Les derniers souffles rock du leader du Gun Club mis en musique. Un parterre d’hôtes exceptionnels — Nick Cave, Mark Lanegan, David Eugene Edwards… — lui rendent un hommage vibrant.


Près de quinze ans après sa mort, le culte ardent voué à Jeffrey Lee Pierce par ses fans n’est pas près de s’éteindre. Au-delà des récentes et luxueuses rééditions des albums du Gun Club, il suffit de voir la quantité de vidéos « qualité VHS » disponible sur YouTube pour comprendre que son absence se fait durement ressentir. Aussi maudit soit-il, le poète punk était particulièrement adoré en France de son vivant, notamment grâce au concours de feu le label New Rose. Si son rock possédé a fait des émules notoires — Sixteen Horsepower et Noir Désir, pour les plus fréquemment cités — l’âme écorchée du Gun Club a aussi indiqué la route à une nouvelle génération de cuirassés rebelles (Sons & Daughters, Lazarus, Archie Bronson Outfit, Obits).

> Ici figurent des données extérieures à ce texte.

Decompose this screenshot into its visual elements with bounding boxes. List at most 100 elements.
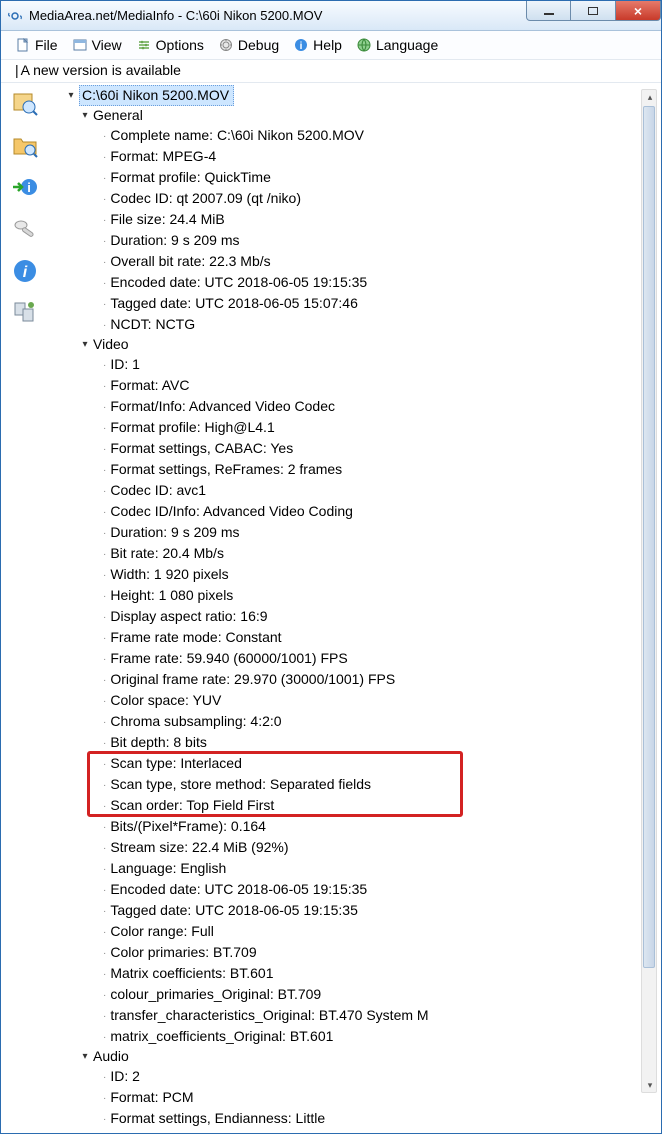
titlebar: MediaArea.net/MediaInfo - C:\60i Nikon 5… — [1, 1, 661, 31]
tree-item[interactable]: Encoded date: UTC 2018-06-05 19:15:35 — [53, 272, 639, 293]
bullet-icon — [101, 1087, 110, 1108]
close-button[interactable]: × — [616, 1, 661, 21]
help-icon: i — [293, 37, 309, 53]
menu-view[interactable]: View — [66, 35, 128, 55]
tree-item-label: NCDT: NCTG — [110, 315, 195, 334]
tree-item-label: Format: AVC — [110, 376, 189, 395]
tree-item[interactable]: Format settings, ReFrames: 2 frames — [53, 459, 639, 480]
tree-item[interactable]: Stream size: 22.4 MiB (92%) — [53, 837, 639, 858]
bullet-icon — [101, 272, 110, 293]
tree-item[interactable]: Bit rate: 20.4 Mb/s — [53, 543, 639, 564]
tree-item[interactable]: Tagged date: UTC 2018-06-05 15:07:46 — [53, 293, 639, 314]
collapse-icon[interactable] — [65, 90, 77, 102]
tree-item[interactable]: Format settings, CABAC: Yes — [53, 438, 639, 459]
section-label: Video — [93, 335, 129, 354]
menu-help[interactable]: i Help — [287, 35, 348, 55]
tree-item-label: Format/Info: Advanced Video Codec — [110, 397, 335, 416]
tree-item[interactable]: Width: 1 920 pixels — [53, 564, 639, 585]
tree-item[interactable]: Format: MPEG-4 — [53, 146, 639, 167]
tree-item[interactable]: Display aspect ratio: 16:9 — [53, 606, 639, 627]
tree-item-label: Original frame rate: 29.970 (30000/1001)… — [110, 670, 395, 689]
tree-item[interactable]: Original frame rate: 29.970 (30000/1001)… — [53, 669, 639, 690]
tree-item[interactable]: Bit depth: 8 bits — [53, 732, 639, 753]
tree-item[interactable]: Format settings, Sign: Signed — [53, 1129, 639, 1133]
tree-section-general[interactable]: General — [53, 106, 639, 125]
bullet-icon — [101, 648, 110, 669]
tree-item[interactable]: Format profile: QuickTime — [53, 167, 639, 188]
vertical-scrollbar[interactable]: ▴ ▾ — [641, 89, 657, 1093]
bullet-icon — [101, 396, 110, 417]
open-folder-icon[interactable] — [9, 129, 41, 161]
tree-item[interactable]: Duration: 9 s 209 ms — [53, 522, 639, 543]
export-icon[interactable]: i — [9, 171, 41, 203]
minimize-button[interactable] — [526, 1, 571, 21]
collapse-icon[interactable] — [79, 339, 91, 351]
tree-item[interactable]: Chroma subsampling: 4:2:0 — [53, 711, 639, 732]
tree-section-video[interactable]: Video — [53, 335, 639, 354]
settings-icon[interactable] — [9, 213, 41, 245]
tree-item[interactable]: Color range: Full — [53, 921, 639, 942]
bullet-icon — [101, 146, 110, 167]
file-icon — [15, 37, 31, 53]
tree-item[interactable]: NCDT: NCTG — [53, 314, 639, 335]
tree-item[interactable]: Matrix coefficients: BT.601 — [53, 963, 639, 984]
menu-options[interactable]: Options — [130, 35, 210, 55]
tree-item[interactable]: Complete name: C:\60i Nikon 5200.MOV — [53, 125, 639, 146]
tree-item[interactable]: Format profile: High@L4.1 — [53, 417, 639, 438]
tree-item[interactable]: Format: PCM — [53, 1087, 639, 1108]
menu-language[interactable]: Language — [350, 35, 444, 55]
scroll-up-icon[interactable]: ▴ — [642, 90, 658, 104]
bullet-icon — [101, 942, 110, 963]
tree-item[interactable]: Format settings, Endianness: Little — [53, 1108, 639, 1129]
app-icon — [7, 8, 23, 24]
tree-item[interactable]: Encoded date: UTC 2018-06-05 19:15:35 — [53, 879, 639, 900]
menu-file[interactable]: File — [9, 35, 64, 55]
menu-debug[interactable]: Debug — [212, 35, 285, 55]
tree-item[interactable]: Codec ID/Info: Advanced Video Coding — [53, 501, 639, 522]
servers-icon[interactable] — [9, 297, 41, 329]
tree-item[interactable]: Color space: YUV — [53, 690, 639, 711]
tree-item[interactable]: ID: 2 — [53, 1066, 639, 1087]
scroll-thumb[interactable] — [643, 106, 655, 968]
scroll-down-icon[interactable]: ▾ — [642, 1078, 658, 1092]
tree-item[interactable]: Format: AVC — [53, 375, 639, 396]
collapse-icon[interactable] — [79, 1051, 91, 1063]
tree-item[interactable]: Scan type, store method: Separated field… — [53, 774, 639, 795]
tree-item[interactable]: Tagged date: UTC 2018-06-05 19:15:35 — [53, 900, 639, 921]
tree-item-label: Format profile: High@L4.1 — [110, 418, 274, 437]
tree-item-label: Duration: 9 s 209 ms — [110, 231, 239, 250]
maximize-button[interactable] — [571, 1, 616, 21]
info-icon[interactable]: i — [9, 255, 41, 287]
tree-item[interactable]: Color primaries: BT.709 — [53, 942, 639, 963]
tree-item[interactable]: Overall bit rate: 22.3 Mb/s — [53, 251, 639, 272]
bullet-icon — [101, 480, 110, 501]
tree-item-label: Display aspect ratio: 16:9 — [110, 607, 267, 626]
tree-item[interactable]: Format/Info: Advanced Video Codec — [53, 396, 639, 417]
tree-item[interactable]: Frame rate: 59.940 (60000/1001) FPS — [53, 648, 639, 669]
tree-item-label: ID: 1 — [110, 355, 140, 374]
tree-item[interactable]: Codec ID: avc1 — [53, 480, 639, 501]
tree-item[interactable]: Scan type: Interlaced — [53, 753, 639, 774]
collapse-icon[interactable] — [79, 110, 91, 122]
properties-tree[interactable]: C:\60i Nikon 5200.MOVGeneralComplete nam… — [53, 85, 661, 1133]
tree-item[interactable]: Duration: 9 s 209 ms — [53, 230, 639, 251]
tree-item[interactable]: colour_primaries_Original: BT.709 — [53, 984, 639, 1005]
tree-item[interactable]: Bits/(Pixel*Frame): 0.164 — [53, 816, 639, 837]
tree-item[interactable]: transfer_characteristics_Original: BT.47… — [53, 1005, 639, 1026]
tree-item[interactable]: Codec ID: qt 2007.09 (qt /niko) — [53, 188, 639, 209]
svg-text:i: i — [300, 41, 303, 52]
bullet-icon — [101, 314, 110, 335]
tree-item-label: Chroma subsampling: 4:2:0 — [110, 712, 281, 731]
tree-root[interactable]: C:\60i Nikon 5200.MOV — [53, 85, 639, 106]
tree-item-label: Color space: YUV — [110, 691, 221, 710]
tree-item[interactable]: ID: 1 — [53, 354, 639, 375]
open-file-icon[interactable] — [9, 87, 41, 119]
tree-section-audio[interactable]: Audio — [53, 1047, 639, 1066]
tree-item[interactable]: Scan order: Top Field First — [53, 795, 639, 816]
bullet-icon — [101, 167, 110, 188]
tree-item[interactable]: File size: 24.4 MiB — [53, 209, 639, 230]
tree-item[interactable]: matrix_coefficients_Original: BT.601 — [53, 1026, 639, 1047]
tree-item[interactable]: Language: English — [53, 858, 639, 879]
tree-item[interactable]: Frame rate mode: Constant — [53, 627, 639, 648]
tree-item[interactable]: Height: 1 080 pixels — [53, 585, 639, 606]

Remercions Cypress Grove, bassiste du Gun Club et fidèle gardien de sa mémoire, d’avoir exhumé quelques précieuses démos perdues de l’auteur de “Fire Spirit”. Il s’agit pour la plupart de compositions inédites, voire des bribes de textes laissés à l’état d’ébauche. Le chanteur texan n’a pas eu le temps de les coucher sur bandes, la faucheuse les ayant coupées avant. La qualité du son étant trop mauvaise pour envisager de les sortir tel quel, Cypress Grove a eu l’idée de confier cette matrice à quelques artistes triés sur le volet. Cas unique dans ce genre de projet fantasmé, personne ne manque à l’appel. Non seulement ses amis sont tous là en studio, mais l’engouement suscité par le projet a généré de nombreuses collaborations pour rendre justice aux mélodies orphelines : nul doute que Nick Cave, son vieux frère prédicateur, Mick Harvey, la muse Debbie Harry, Mark Lanegan, la guitare géniale de Kid Congo Powers ou encore la grande performeuse Lydia Lunch, parmi les plus proches, n’auraient manqué les séances pour rien au monde. La relève non plus n’est pas négligée, avec son plus brillant héritier David Eugene Edwards (Sixteen Horsepower, Wovenhand) et puis quelques jeunes couteaux a priori membres du fan club, tels que le duo danois The Raveonettes ou encore les « heavy » folkers de Crippled Black Phoenix

Du fait de cette surcharge émotionnelle émanant du legs, intensifiée par l’investissement de ses proches intervenants, We Are Only Riders est sans conteste une réussite. Si l’urgence punk psychobilly a fait la légende du Gun Club, celui-ci a aussi gravé dans le marbre de non moins magnifiques ballades crépusculaires. Les seize hommages rendus The Jeffrey Lee Pierce Sessions Project se consacrent essentiellement à ces dernières. Si certains titres sont repris plusieurs fois, chaque interprétation laisse éclater une couleur singulière. C’est le cas de “Free To Walk” : légère et champêtre avec le duo Mark Lanegan & Isobel Campbell, elle se mue sous le contact électrique de The Raveonettes en une impressionnante valse shoegazy, les curseurs poussés dans le rouge. Le blues vagabond “Ramblin’Mind” aurait pu figurer sur l’album de reprises Ramblin’Jeffrey Lee. Mais il a le privilège du saint père Nick Cave, que l’on n’avait plus entendu ainsi sous l’emprise du démon depuis bien longtemps. De la difficulté de passer après cette performance, l’adaptation de David Eugène Edwards en « chevauchée gothique » s’en sort vaillamment.

The Jeffrey Lee Pierce Sessions Project réserve son lot de surprises venant de la gente féminine, diablement bien représentée. Notamment le choix de Debby Harry dévolu sur un classique (seul morceau déjà connu), le somptueux “Lucky Jim”, chanson-titre de l’album posthume du Gun Club. La voix esquintée de l’icône blonde trouve un second souffle dans sa réadaptation, sobre et élégante, emprunte de nostalgie fébrile. Aussi, le chant venimeux de Lydia Lunch sort son épingle du jeu à trois reprises, dont le pic est sans conteste le folk décharné de “My Cadillac”, une version conduite dans les ténèbres par quelques arpèges de guitare lunaire. Déchirant.

Malgré sa disparition, le spectre du chanteur autodestructeur rôde bel et bien durant les sessions. Sa présence apparaît sous le son cristallin inimitable de sa Stratocaster, que l’on entend sur “The Snow Country” chanté par Mick Harvey, mais devient surtout perceptible à travers Mark Lanegan qui, seul, vampirise, voire transcende, de sa voix charbonneuse, les textes tragiques du poète maudit. Et dieu sait qu’il est pourtant difficile de passer après cette voix qui ne trichait pas. Pour bien des raisons, We Are Only Riders ne pouvait être qu’un disque hanté.